世の中には、がんの話題が溢れている
親も祖父も、がんだった。いつかわたしもがんになるかもな、と思ってはいたが、実際診断をされた時のインパクトは大きかった。心から笑うということができなくなった。
その時、闘病中で存命だった母には知られたくなかった。心配をかけたくなかったとも言えるし、当時母とはうまくいっていなかったので、母がわたしの病気で自分を責めたりすることすら、許したくなかった。ともかく、この時母のことを考える余裕がなく、蚊帳の外にいて欲しかった。
母だけでなく、がんになったということはできれば誰にも知られなくなかった。欠陥があると思われるのでは、とか仕事が減るのでは、とか同情されるのでは、とか、知られていいことなんて一個もないと思った。

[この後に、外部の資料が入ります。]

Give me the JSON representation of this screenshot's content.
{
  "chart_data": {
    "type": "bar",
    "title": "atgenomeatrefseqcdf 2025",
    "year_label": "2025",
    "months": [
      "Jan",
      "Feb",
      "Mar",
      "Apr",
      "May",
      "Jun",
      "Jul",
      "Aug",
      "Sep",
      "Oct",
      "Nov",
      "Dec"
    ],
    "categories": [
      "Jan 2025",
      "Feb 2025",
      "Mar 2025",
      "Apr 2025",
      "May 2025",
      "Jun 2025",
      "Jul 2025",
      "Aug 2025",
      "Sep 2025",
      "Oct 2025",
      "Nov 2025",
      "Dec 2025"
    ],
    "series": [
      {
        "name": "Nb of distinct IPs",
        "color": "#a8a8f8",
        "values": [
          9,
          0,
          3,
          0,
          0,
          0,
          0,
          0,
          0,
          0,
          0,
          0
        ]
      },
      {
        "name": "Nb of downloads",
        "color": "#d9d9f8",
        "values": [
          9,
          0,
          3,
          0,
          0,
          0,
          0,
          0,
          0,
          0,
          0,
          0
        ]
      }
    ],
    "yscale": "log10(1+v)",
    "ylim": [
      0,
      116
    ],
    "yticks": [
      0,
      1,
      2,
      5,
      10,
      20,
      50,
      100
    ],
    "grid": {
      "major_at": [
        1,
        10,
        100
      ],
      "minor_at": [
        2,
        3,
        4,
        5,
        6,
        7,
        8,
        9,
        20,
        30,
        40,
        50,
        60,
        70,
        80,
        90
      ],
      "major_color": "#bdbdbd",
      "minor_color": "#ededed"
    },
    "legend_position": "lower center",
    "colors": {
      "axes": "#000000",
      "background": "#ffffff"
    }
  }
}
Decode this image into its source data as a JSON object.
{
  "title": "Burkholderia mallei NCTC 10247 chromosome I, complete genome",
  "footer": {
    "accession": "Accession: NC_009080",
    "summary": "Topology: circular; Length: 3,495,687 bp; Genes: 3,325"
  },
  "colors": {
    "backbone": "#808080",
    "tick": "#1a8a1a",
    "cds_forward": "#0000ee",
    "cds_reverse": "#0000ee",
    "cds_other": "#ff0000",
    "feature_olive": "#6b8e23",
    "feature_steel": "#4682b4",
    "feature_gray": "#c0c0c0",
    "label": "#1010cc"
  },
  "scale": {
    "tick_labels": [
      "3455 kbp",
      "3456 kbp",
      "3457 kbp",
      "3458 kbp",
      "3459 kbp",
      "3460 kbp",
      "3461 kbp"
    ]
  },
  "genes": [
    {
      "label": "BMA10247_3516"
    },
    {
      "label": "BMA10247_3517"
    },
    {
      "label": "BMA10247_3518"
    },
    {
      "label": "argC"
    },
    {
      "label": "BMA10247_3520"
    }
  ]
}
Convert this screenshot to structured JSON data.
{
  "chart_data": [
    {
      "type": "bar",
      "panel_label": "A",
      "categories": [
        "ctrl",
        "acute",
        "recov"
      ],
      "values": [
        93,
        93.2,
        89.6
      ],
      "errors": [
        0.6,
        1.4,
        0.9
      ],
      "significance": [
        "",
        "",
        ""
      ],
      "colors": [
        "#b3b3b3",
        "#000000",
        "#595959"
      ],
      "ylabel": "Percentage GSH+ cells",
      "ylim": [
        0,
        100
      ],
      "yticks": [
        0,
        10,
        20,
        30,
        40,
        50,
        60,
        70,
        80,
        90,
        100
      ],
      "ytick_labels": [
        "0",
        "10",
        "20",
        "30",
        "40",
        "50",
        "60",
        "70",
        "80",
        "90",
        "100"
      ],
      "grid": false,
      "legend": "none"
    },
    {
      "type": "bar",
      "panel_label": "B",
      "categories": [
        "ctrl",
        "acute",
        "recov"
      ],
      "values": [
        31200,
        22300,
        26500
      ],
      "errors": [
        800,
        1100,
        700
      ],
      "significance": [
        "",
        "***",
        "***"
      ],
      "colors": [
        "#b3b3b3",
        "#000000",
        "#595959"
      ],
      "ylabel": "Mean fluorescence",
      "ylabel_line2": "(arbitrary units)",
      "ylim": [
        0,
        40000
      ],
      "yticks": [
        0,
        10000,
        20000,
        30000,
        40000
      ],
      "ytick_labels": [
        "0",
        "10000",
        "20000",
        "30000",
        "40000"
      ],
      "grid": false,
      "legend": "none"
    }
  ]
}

がんだと隠して生活をしていると、世の中には、がんの話題は溢れていることを知った。「あの人がんらしいよ」「マジで!」的な会話は多く、その度、胸がぎゅっとつかまれる思いがした。あゝそうだよな、こう言われるよな、これは隠しておかなくては、それがいい。だから、わたしは、そんな時はもちろん黙ってやり過ごしていたし、少しずつ嘘をつきながら他人と付き合いはじめた。それはそれで、別に悪くはなかった。
両親が他界し、『母』という自伝的小説を出すにあたり、わたしは迷ったが、がんの手術をしたことを書くことにした。主人公のわたしを表現するには、とても大きな出来事だったからだ。